ABU DHABI // Dozens of people were left homeless yesterday after a fire destroyed a flat on each of three floors in a 12-storey apartment building in central Abu Dhabi. The fire began around 1pm on the fifth floor of the Youssef al Fardan building on Al Falah Street. It burned for two and a half hours, reaching the building's seventh floor and destroying apartment numbers 504, 604 and 704. Lt Col Mohammed al Naimi, the head of the Abu Dhabi Emergency and Public Safety Department, said no one was injured.
"The residents of the building are mostly bachelors, so the block was nearly empty as everyone was attending Friday prayers," he said. Col al Naimi said the blaze was caused by "carelessness", speculating that a stove or other appliance might have been left unattended. The building was more than 20 years old, and although it had been maintained externally, the inside had been neglected, he said. Old buildings could still be "durable" but they needed to update their safety standards, said Col al Naimi said.
The residents of the building are mostly from Pakistan and India. Most flats have four or five people sleeping in each room. According to residents who live on the three affected floors, the fire started in a room where four Indians lived. Shahid Asgar, 34, a Pakistani investor, lives on the fifth floor of the building but was in the mosque when the fire broke out. He said the building lacked adequate fire escapes. "We don't have anything like that," Mr Asgar said. "The only way out would be through the windows." Hider Hassan, a 45-year-old Pakistani who works for Etisalat, was in his office when the fire happened.
"It was the room next to mine. Four Indians live there but I don't know them, personally," he said. "I believe they left something on the cook while they went to prayers, or it was because of the air conditioner. Now, in the summer, people keep the AC on around the clock," Mr Hassan said. Several residents said the fire took all that they owned. Maniyan Thazhaputhan-Veettil, an Indian driver for Avis Rent a Car, stood watching the fire burn. "I lost everything," he said. "I don't know what I will do." He did not have insurance, and neither did the other 14 men with whom he shared his three-bedroom flat.

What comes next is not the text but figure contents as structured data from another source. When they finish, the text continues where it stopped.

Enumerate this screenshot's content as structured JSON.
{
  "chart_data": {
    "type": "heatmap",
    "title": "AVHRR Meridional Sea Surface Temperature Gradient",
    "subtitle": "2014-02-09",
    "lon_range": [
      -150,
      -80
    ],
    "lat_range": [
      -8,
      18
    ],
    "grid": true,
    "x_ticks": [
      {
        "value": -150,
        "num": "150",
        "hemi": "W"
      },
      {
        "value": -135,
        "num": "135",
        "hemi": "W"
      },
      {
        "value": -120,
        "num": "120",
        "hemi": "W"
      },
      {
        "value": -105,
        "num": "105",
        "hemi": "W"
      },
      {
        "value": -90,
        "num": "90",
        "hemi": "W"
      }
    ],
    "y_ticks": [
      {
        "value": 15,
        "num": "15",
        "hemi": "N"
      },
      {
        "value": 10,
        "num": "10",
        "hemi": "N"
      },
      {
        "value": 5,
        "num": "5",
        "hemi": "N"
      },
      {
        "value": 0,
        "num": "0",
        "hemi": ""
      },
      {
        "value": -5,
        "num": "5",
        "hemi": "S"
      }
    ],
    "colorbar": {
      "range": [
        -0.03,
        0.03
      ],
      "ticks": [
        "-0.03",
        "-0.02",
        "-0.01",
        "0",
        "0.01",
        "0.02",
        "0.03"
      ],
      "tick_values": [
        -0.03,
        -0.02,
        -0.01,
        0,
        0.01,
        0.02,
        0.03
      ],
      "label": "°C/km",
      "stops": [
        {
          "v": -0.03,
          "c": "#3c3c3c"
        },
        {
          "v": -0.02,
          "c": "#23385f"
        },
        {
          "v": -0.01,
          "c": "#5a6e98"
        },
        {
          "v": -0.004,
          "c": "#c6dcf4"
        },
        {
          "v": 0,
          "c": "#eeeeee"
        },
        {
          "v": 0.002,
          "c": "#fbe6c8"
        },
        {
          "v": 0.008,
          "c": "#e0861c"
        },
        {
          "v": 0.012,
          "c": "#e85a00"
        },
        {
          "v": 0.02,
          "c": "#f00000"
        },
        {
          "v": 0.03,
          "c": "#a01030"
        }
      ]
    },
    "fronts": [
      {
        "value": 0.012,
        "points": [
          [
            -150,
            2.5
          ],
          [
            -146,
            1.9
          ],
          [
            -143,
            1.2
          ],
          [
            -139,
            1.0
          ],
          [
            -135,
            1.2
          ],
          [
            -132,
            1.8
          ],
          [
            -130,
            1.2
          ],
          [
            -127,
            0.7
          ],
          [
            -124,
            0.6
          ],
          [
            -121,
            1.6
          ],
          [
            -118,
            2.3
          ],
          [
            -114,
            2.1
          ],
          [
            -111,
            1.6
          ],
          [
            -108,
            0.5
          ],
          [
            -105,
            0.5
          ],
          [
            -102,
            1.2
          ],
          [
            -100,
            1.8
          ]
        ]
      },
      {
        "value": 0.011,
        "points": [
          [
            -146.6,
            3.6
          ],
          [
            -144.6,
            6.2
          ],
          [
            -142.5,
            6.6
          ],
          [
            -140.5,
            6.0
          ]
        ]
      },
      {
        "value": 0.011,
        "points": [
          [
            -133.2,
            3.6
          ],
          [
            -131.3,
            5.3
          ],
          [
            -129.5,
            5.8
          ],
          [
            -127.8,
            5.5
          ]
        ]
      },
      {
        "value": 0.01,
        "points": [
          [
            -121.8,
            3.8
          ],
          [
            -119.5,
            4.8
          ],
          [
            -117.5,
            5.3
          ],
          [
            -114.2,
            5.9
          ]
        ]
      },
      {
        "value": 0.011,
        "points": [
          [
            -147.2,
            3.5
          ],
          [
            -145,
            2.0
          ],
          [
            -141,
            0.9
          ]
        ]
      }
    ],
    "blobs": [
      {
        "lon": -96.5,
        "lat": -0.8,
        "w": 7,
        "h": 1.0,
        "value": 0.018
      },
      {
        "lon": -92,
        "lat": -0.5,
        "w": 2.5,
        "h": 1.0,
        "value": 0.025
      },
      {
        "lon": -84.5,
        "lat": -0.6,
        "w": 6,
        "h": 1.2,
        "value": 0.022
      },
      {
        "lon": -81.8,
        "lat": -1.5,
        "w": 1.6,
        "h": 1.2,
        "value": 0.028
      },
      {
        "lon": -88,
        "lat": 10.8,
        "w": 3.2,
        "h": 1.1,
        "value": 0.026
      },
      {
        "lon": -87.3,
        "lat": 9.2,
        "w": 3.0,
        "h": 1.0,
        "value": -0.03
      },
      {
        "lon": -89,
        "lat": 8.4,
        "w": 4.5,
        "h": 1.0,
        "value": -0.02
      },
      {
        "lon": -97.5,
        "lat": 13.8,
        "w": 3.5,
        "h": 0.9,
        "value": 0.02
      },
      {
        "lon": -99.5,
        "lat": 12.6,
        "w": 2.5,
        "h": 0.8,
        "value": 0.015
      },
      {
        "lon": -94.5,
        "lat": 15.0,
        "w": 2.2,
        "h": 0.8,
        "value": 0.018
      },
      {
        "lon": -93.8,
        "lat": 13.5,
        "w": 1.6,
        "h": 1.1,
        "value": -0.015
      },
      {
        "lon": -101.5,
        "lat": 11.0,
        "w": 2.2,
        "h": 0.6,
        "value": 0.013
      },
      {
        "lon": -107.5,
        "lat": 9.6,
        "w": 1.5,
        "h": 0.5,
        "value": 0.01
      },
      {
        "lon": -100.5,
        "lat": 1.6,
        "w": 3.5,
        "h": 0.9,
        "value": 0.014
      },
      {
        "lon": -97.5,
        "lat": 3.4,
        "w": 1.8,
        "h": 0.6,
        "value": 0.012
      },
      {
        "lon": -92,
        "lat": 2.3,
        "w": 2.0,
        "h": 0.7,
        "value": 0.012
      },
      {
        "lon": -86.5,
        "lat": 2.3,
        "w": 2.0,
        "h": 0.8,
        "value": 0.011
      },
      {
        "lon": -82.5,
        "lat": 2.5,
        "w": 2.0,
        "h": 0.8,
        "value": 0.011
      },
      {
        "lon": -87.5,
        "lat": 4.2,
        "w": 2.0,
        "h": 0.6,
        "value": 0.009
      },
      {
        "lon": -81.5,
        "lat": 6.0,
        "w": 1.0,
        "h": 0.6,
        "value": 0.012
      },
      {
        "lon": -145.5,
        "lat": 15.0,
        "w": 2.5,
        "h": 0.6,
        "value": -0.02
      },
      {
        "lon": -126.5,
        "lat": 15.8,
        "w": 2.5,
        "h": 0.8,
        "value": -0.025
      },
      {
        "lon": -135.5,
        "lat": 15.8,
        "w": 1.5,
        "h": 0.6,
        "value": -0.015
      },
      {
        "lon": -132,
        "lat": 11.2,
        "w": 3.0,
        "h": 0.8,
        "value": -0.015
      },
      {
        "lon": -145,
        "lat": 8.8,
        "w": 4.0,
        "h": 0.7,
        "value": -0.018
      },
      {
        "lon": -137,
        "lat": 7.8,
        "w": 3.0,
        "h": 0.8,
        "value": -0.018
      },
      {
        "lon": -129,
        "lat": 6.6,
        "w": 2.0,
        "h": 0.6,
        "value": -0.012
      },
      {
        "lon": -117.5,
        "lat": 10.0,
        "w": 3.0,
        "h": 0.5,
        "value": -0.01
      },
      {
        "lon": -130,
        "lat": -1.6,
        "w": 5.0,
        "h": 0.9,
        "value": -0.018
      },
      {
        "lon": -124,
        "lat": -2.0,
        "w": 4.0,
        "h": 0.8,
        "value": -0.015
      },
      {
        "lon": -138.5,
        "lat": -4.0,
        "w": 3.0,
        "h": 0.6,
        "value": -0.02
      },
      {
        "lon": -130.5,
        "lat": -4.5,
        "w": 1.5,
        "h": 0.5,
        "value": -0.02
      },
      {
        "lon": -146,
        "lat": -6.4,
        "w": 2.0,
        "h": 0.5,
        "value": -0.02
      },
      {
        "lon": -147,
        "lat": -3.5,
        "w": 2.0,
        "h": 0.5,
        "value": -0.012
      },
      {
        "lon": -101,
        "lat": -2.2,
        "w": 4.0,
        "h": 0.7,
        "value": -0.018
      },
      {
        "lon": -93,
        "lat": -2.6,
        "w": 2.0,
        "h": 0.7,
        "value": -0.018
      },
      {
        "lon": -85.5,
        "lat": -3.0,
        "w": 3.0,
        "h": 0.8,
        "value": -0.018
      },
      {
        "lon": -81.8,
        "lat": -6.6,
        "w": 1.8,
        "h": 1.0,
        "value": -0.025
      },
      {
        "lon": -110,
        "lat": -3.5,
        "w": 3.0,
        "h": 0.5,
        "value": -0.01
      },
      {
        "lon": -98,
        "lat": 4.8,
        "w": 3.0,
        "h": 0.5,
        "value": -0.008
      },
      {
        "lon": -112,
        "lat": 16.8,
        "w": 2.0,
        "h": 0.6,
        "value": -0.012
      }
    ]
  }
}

Mr Thazhaputhan-Veettil said he lost Dh750 (US$200), his clothes, and a number of important documents such as his Indian identity card and tax papers.
Saji Luk, an Indian who lives on the 11th floor, said it would be difficult for the people who lost flats to find affordable housing in the city. "The biggest problem in the city is no middle-level accommodation for the single bachelors or the middle-income people," he said. Gerlyn Domingo, a 32-year-old Filipina clerk at Daiso who lives in a four-bedroom apartment on the sixth floor, said: "I had my laptop inside, everything was there. I have nothing, only myself." Ms Domingo shares one of the rooms in the apartment with her sister and three other women. Five or six people live in each room in her flat. "Mostly it's bachelors," she said, "but we took that room because it was cheap."
Police started to let people back into the building around 9pm. Hundreds of men clamoured around the entrance, pushing to get to the front of the line to re-enter. As the night progressed, men began to appear on the balconies of the upper floors. For those whose apartments were burnt, the picture was bleak. On the burnt-out seventh floor, filthy water stood several inches deep as residents attempted to mop it into unlit stairwells. Unnikrishnan Mothanga, who lived in the same three-bedroom flat as Mr Thazhaput-Veettil, said simply: "We have no place to go." Sreedharan Dottayickuttappu, a father of three from Kerala who works in catering at Abu Dhabi airport and has lived the capital for 30 years, lost all his possessions including his Indian passport and ID card.